Secondo di quattro figli, Katsutomi, già alla scuola elementare vince il primo premio in un concorso nazionale di disegno. Consegue la licenza media alla scuola Uji-Yamada di Ise e il diploma superiore alla Ujiyamada-Chugaku di Mie. Subito dopo la guerra insegna per qualche anno alla scuola elementare di Izawa.
1948
Si trasferisce a vivere nella capitale Tokyo, dove studia architettura nel corso speciale della Scuola istituita dal Ministero delle Ferrovie. Dopo il diploma si impiega per lo stesso Ministero e in seguito lavora come architetto.
1969
Per dedicarsi totalmente alla pittura si trasferisce in Italia. Frequenta l’Accademia Albertina di Torino e il vivace ambiente artistico dell’epoca. Esordisce nel 1972 con una personale alla Promotrice delle Belle Arte di Torino, presentando opere caratterizzate da segni astratti, da lui definiti “impronte”, impressi su superfici dalla texture materica e posti in vaste campiture bianche o nere.

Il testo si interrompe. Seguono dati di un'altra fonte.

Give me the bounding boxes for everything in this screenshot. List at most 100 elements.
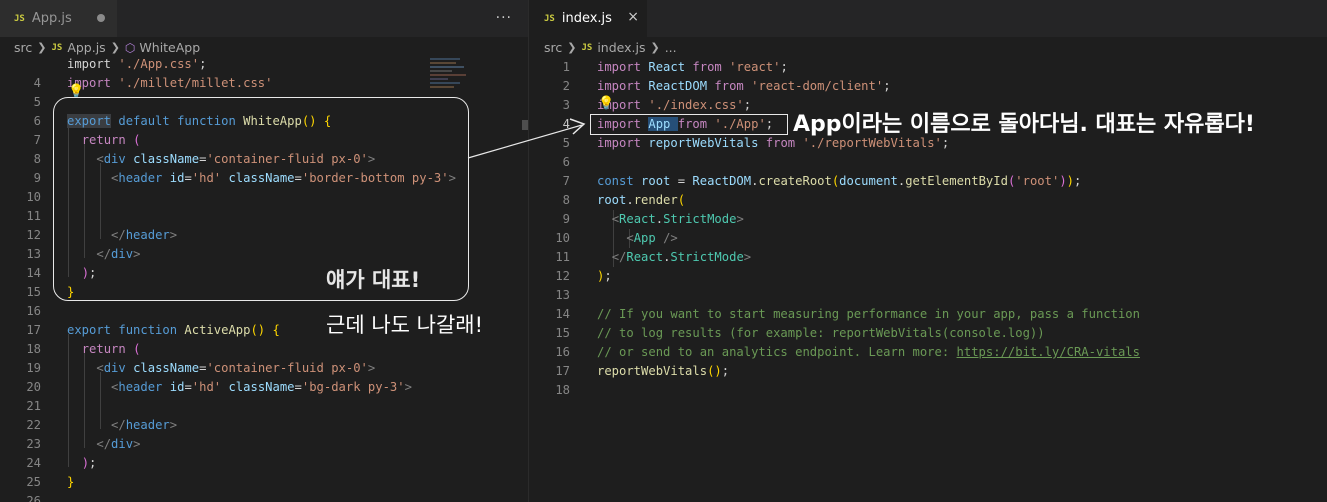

Nel corso degli anni settanta si afferma in varie mostre personali e collettive (tra cui la Quadriennale di Roma).
Anni '80
Nel corso degli anni ottanta si dedica a un ciclo di lavori ispirato alla “Leggenda della vera Croce” di Piero della Francesca, meditando sull’essenza metafisica dell’arte del maestro rinascimentale. Con questa importante suite intitolata “Storia della vera Croce” Horiki torna a lavorare sul colore, raggiungendo esiti pittorici che hanno riscosso vivo apprezzamento da parte della critica e dei collezionisti.
Anni '90
A metà degli anni novanta si trasferisce a Cigliano (Vercelli) e inizia a lavorare su temi ripresi dall’Odissea (Ulisse, Itaca, Ogigia, Calipso ecc.). Da sempre e sempre alla ricerca di un linguaggio universale, con la serie dell’Odissea Horiki prosegue e perfeziona una ricerca espressiva capace di produrre raffinate vibrazioni di colore entro ampi spazi rarefatti.

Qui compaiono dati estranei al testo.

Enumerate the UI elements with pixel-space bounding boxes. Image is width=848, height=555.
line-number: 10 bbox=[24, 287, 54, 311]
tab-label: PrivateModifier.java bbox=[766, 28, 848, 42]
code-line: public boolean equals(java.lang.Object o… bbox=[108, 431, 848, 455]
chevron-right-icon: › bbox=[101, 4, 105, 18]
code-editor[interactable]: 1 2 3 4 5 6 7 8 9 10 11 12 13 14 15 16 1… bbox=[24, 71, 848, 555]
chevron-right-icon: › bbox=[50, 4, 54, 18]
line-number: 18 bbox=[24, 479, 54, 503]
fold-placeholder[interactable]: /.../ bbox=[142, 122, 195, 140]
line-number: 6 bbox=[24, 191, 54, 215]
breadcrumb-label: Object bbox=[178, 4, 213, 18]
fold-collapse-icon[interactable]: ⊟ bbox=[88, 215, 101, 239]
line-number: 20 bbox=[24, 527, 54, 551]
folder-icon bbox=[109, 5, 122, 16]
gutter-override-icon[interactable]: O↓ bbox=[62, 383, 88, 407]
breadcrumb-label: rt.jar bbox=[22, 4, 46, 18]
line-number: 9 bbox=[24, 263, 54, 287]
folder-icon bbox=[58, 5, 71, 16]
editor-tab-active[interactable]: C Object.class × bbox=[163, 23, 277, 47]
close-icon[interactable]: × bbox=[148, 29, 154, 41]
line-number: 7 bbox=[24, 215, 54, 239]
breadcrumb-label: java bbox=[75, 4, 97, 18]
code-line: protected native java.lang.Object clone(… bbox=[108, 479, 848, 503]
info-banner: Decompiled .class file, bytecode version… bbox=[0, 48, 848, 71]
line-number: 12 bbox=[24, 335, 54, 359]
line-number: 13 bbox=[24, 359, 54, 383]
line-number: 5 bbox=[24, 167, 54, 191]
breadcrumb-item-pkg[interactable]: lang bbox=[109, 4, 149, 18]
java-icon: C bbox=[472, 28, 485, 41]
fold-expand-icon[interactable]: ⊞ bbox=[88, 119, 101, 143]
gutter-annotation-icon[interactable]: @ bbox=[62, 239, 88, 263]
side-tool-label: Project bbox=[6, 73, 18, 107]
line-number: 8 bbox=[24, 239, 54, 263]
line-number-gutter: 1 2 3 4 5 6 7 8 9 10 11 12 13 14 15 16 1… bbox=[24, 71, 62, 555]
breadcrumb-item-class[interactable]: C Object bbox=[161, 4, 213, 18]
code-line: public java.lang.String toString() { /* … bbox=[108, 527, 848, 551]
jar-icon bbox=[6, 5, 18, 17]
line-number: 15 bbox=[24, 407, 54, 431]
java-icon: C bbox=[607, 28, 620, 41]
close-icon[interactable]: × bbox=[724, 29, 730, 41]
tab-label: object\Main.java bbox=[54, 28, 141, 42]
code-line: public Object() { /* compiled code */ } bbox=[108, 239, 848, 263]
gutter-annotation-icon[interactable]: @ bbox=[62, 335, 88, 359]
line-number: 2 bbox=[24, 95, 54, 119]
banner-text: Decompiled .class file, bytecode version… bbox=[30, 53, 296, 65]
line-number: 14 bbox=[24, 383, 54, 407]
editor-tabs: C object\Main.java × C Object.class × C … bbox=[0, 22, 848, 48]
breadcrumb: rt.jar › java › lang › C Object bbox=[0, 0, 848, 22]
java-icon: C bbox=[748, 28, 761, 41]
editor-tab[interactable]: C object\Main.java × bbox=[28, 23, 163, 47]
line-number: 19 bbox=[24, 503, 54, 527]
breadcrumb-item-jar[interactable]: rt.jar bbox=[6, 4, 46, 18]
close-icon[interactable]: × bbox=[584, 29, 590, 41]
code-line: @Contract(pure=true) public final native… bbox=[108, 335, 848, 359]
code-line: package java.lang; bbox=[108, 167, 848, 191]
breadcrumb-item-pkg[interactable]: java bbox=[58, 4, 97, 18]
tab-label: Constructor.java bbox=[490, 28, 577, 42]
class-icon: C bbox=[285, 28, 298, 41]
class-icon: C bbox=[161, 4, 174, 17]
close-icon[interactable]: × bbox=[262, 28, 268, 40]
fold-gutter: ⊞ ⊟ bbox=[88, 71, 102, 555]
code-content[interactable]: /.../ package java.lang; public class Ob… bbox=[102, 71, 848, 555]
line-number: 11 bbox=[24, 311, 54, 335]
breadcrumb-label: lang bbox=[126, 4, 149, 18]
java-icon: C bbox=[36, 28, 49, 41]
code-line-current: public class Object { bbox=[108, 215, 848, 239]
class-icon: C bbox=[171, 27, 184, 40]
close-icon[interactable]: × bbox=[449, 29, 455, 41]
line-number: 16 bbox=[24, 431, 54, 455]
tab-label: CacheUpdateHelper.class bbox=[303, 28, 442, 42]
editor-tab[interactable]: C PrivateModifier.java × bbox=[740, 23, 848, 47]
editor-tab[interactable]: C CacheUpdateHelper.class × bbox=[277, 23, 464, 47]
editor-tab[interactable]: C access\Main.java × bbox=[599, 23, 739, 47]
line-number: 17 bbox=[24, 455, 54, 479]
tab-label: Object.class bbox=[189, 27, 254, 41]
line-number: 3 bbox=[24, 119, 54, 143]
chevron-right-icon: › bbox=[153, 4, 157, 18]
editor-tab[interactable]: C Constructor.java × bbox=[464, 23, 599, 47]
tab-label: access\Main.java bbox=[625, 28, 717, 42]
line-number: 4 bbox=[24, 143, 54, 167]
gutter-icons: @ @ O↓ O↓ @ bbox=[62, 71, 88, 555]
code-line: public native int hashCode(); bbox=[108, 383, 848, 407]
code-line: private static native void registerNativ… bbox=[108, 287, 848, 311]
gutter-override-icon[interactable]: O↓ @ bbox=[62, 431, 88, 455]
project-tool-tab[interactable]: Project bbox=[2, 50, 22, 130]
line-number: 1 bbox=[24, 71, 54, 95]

Come ha scritto Elena Pontiggia, nella pittura di Horiki “l’immagine non è creata per via di porre, ma per via di levare. Nasce da un alitare leggero del colore, da ‘velature’ sovrapposte: dove col termine ‘velature’ non si intende una tecnica, ma un velo metafisico, un velo di luce che si deposita sulla tela” (“Horiki Katsutomi. L’invariabilità delle cose”, pp. 84-85).
Nel 2007 vince il Premio Sulmona. Si spegne a Cigliano il 23 febbraio 2021.
In alto: Horiki, Giovanni Anselmo, Luigi Mainolfi. In basso: Horiki e Mario Surbone.
Claudio Rotta Loria, Mario Surbone e Horiki al Triangolo Nero, Alessandria.